Por Juan Pablo Ojeda

 

La presidenta Claudia Sheinbaum Pardo marcó una línea de separación clara respecto a la estrategia de tutela geopolítica que el Departamento de Defensa de los Estados Unidos busca implantar en el Cono Sur. La respuesta del gobierno mexicano, emitida desde el puerto de Coatzacoalcos, frena los intentos implícitos de Washington por sumar a los actores regionales a una narrativa de intervención preventiva basada en la seguridad hemisférica.

La tensión retórica se activó luego de que el secretario de Defensa estadounidense, Pete Hegseth, catalogara el entorno político de Bolivia como un escenario bajo amenaza de dominación «narcoterrorista». Hegseth justificó la vigilancia activa del Pentágono sobre el proceso electoral boliviano argumentando la necesidad de proteger las fronteras ideológicas y comerciales de los socios adscritos al acuerdo de seguridad A3C.

Frente al uso de conceptos de intervención militar por parte de la administración norteamericana, el Poder Ejecutivo de México optó por el repliegue normativo que ofrece la Doctrina Estrada.

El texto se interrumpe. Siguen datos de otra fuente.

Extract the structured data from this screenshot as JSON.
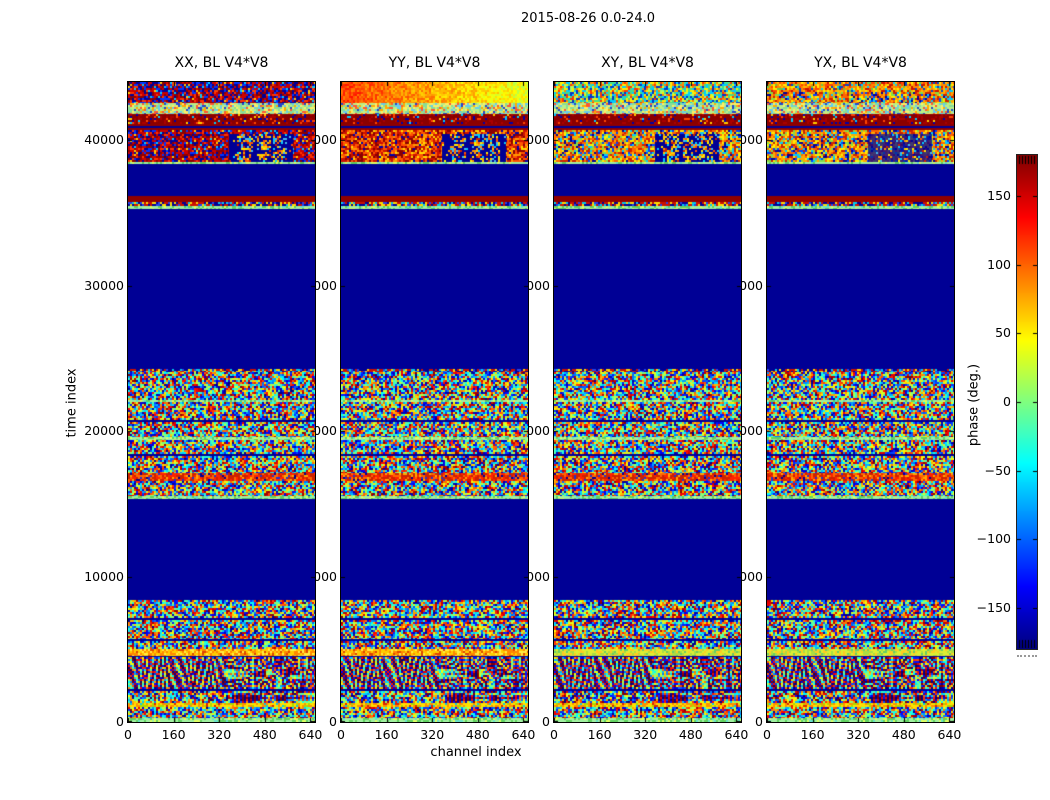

La presidenta Sheinbaum Pardo declinó calificar la legitimidad del mandato de Rodrigo Paz o validar los informes de inteligencia norteamericanos que acusan riesgos de colapso institucional en La Paz.

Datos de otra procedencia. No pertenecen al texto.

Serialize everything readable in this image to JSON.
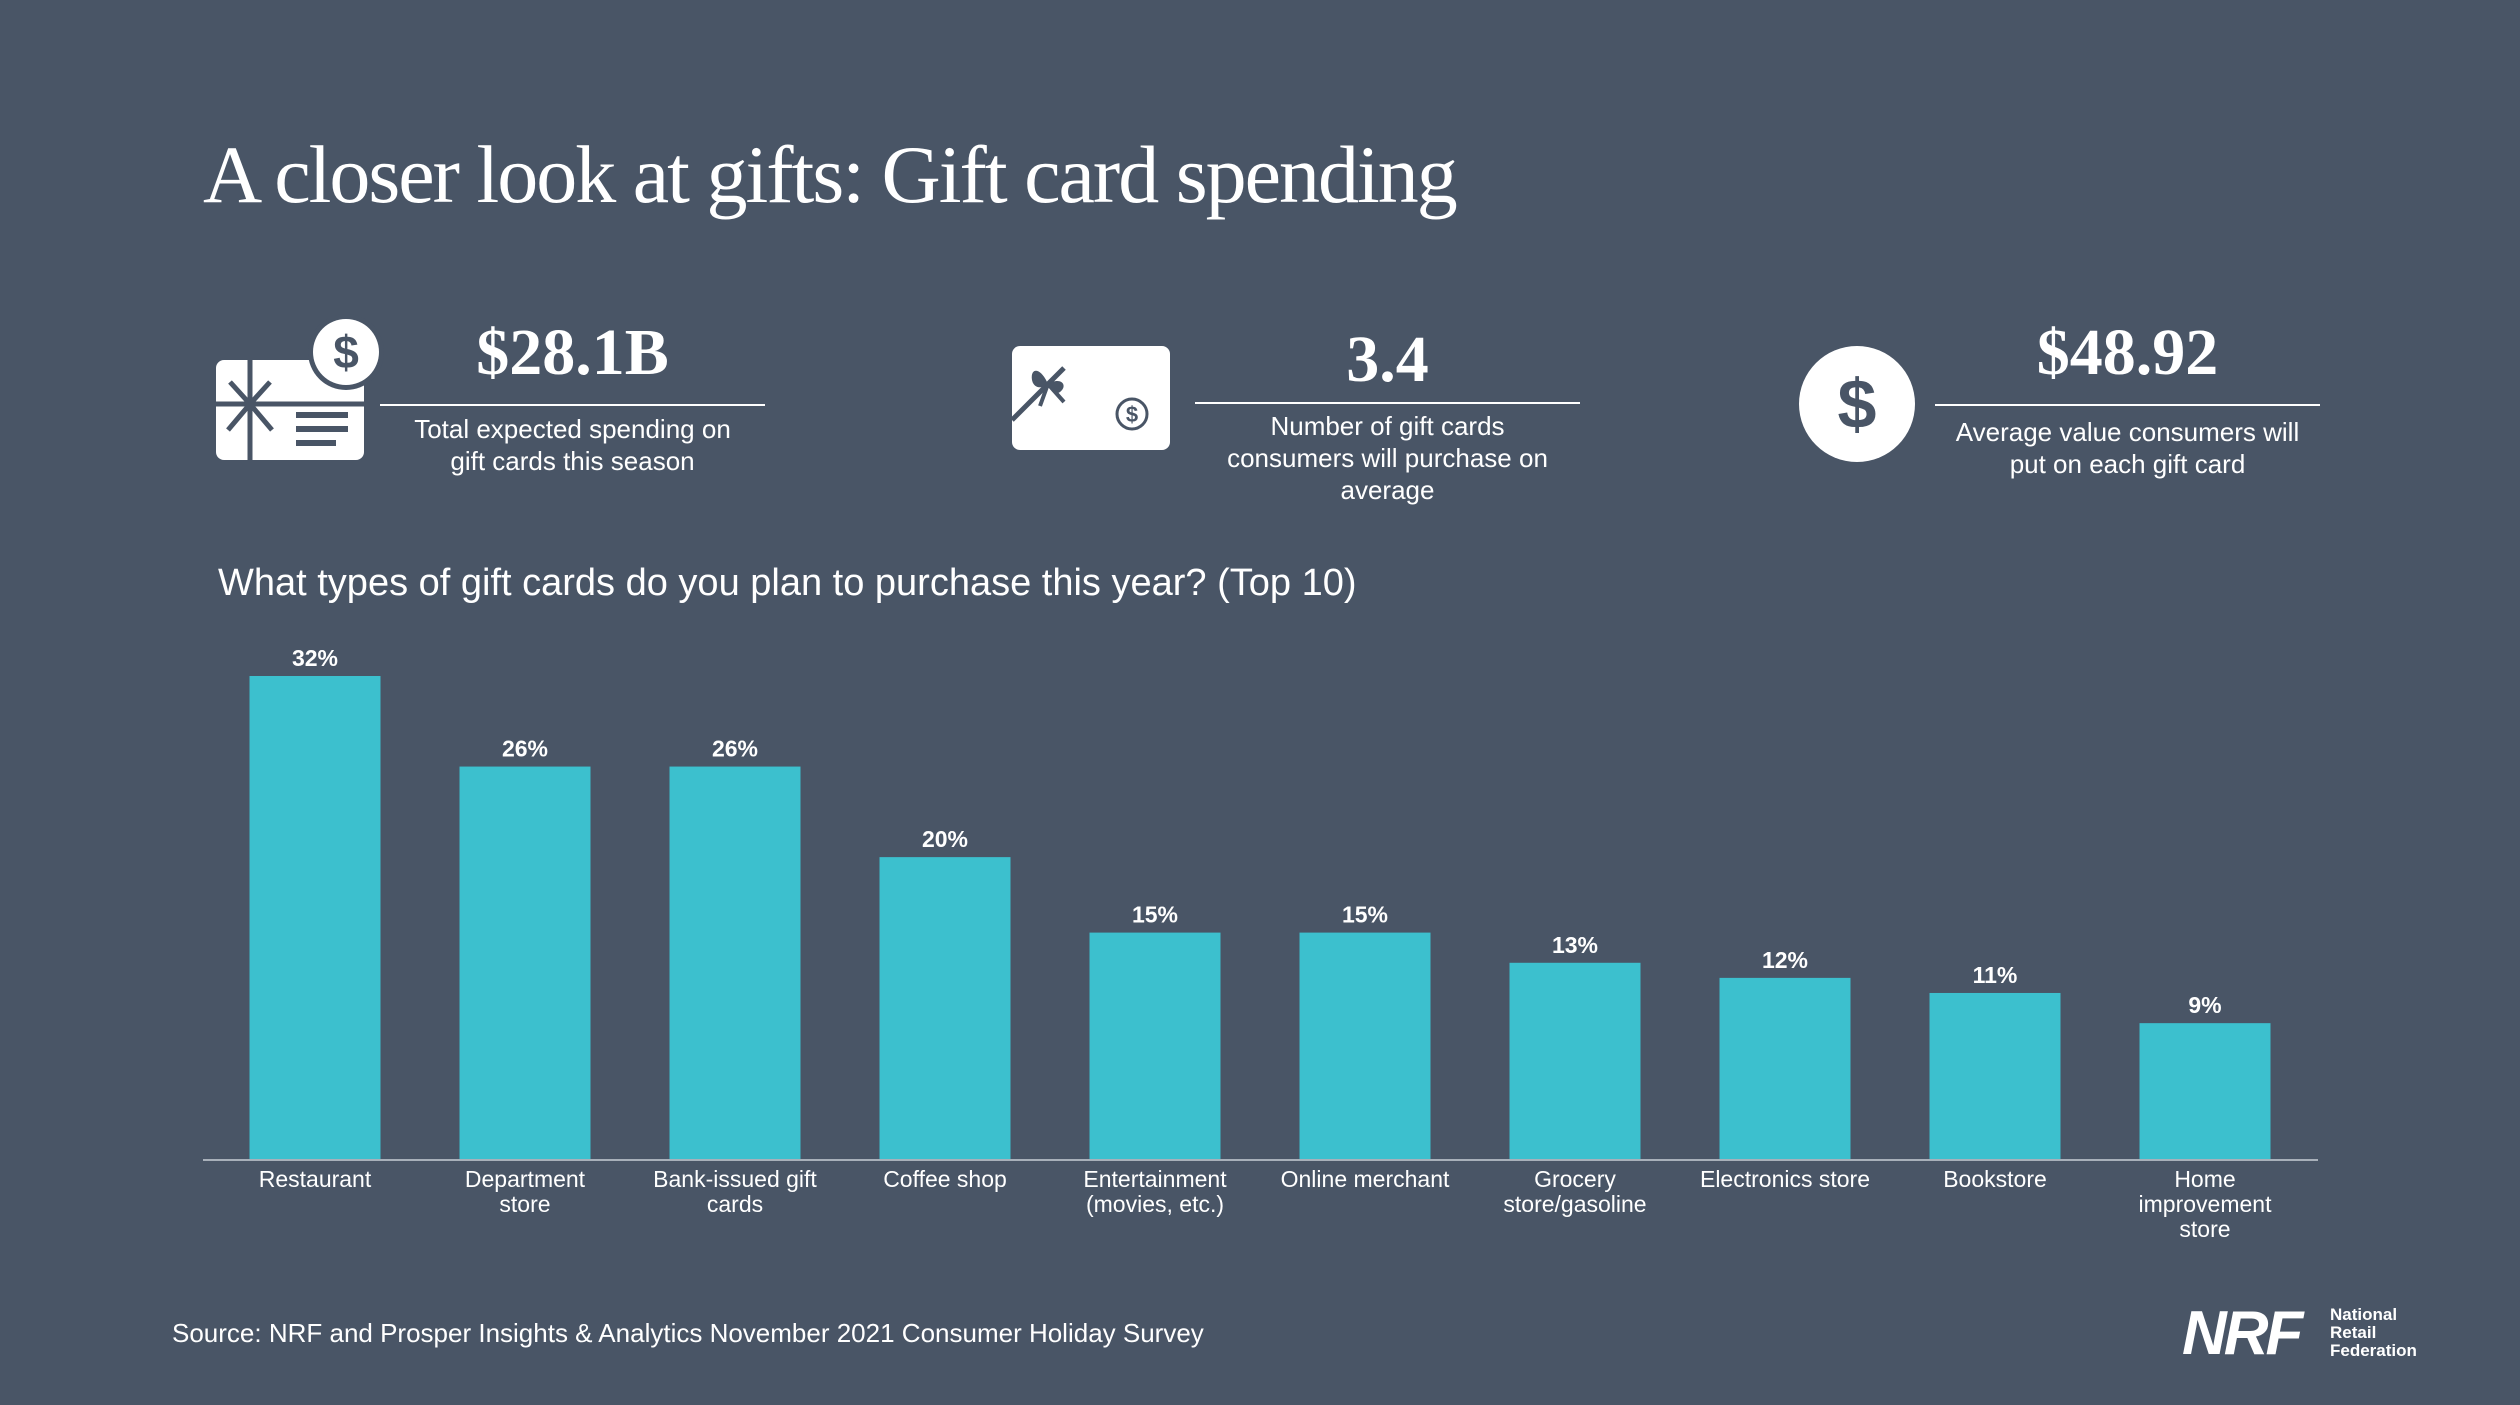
{
  "title": "A closer look at gifts: Gift card spending",
  "stats": [
    {
      "value": "$28.1B",
      "description_lines": [
        "Total expected spending on",
        "gift cards this season"
      ],
      "icon": "gift-card-dollar-icon"
    },
    {
      "value": "3.4",
      "description_lines": [
        "Number of gift cards",
        "consumers will purchase on",
        "average"
      ],
      "icon": "gift-card-bow-icon"
    },
    {
      "value": "$48.92",
      "description_lines": [
        "Average value consumers will",
        "put on each gift card"
      ],
      "icon": "dollar-circle-icon"
    }
  ],
  "chart_data": {
    "type": "bar",
    "title": "What types of gift cards do you plan to purchase this year? (Top 10)",
    "categories": [
      "Restaurant",
      "Department store",
      "Bank-issued gift cards",
      "Coffee shop",
      "Entertainment (movies, etc.)",
      "Online merchant",
      "Grocery store/gasoline",
      "Electronics store",
      "Bookstore",
      "Home improvement store"
    ],
    "category_lines": [
      [
        "Restaurant"
      ],
      [
        "Department",
        "store"
      ],
      [
        "Bank-issued gift",
        "cards"
      ],
      [
        "Coffee shop"
      ],
      [
        "Entertainment",
        "(movies, etc.)"
      ],
      [
        "Online merchant"
      ],
      [
        "Grocery",
        "store/gasoline"
      ],
      [
        "Electronics store"
      ],
      [
        "Bookstore"
      ],
      [
        "Home",
        "improvement",
        "store"
      ]
    ],
    "values": [
      32,
      26,
      26,
      20,
      15,
      15,
      13,
      12,
      11,
      9
    ],
    "value_labels": [
      "32%",
      "26%",
      "26%",
      "20%",
      "15%",
      "15%",
      "13%",
      "12%",
      "11%",
      "9%"
    ],
    "ylim": [
      0,
      32
    ],
    "grid": false,
    "bar_color": "#3cc0ce",
    "axis_color": "#a8b0ba"
  },
  "source": "Source: NRF and Prosper Insights & Analytics November 2021 Consumer Holiday Survey",
  "logo": {
    "mark": "NRF",
    "lines": [
      "National",
      "Retail",
      "Federation"
    ]
  },
  "colors": {
    "background": "#495566",
    "accent": "#3cc0ce",
    "text": "#ffffff"
  }
}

Este choque de criterios expone la fragilidad de los mecanismos de coordinación de seguridad entre México y Estados Unidos cuando se abordan crisis en terceros países. Mientras la Casa Blanca presiona para unificar discursos en torno a la contención de riesgos delictivos transnacionales, la administración mexicana prioriza el blindaje legal que otorga el estricto cumplimiento del derecho internacional público.

Los observadores políticos señalan que la declaración de Sheinbaum opera como un mecanismo de control de riesgos para evitar que la agenda bilateral con Washington se contamine con disputas ideológicas sudamericanas. El uso de la tribuna presidencial sirve para mandar un mensaje de autonomía operativa a las agencias de inteligencia norteamericanas que operan en territorio regional.

La negativa mexicana a validar el diagnóstico del Pentágono tensa de forma colateral los esquemas de intercambio de información en el marco de los acuerdos de seguridad vigentes en el norte del continente. La Cancillería mexicana ha recibido instrucciones de mantener las comunicaciones con Bolivia bajo un estándar estrictamente diplomático, eludiendo las categorías de análisis militar impuestas por Hegseth.

El desarrollo de la jornada informativa consolida la tendencia del gobierno federal de no involucrar los recursos ni la diplomacia del país en las áreas de influencia directa de las estrategias de contención de la Unión Americana. El Congreso mexicano, a través de sus comisiones de defensa y relaciones exteriores, revisará los alcances de estas posturas para garantizar el equilibrio presupuestal de las misiones diplomáticas.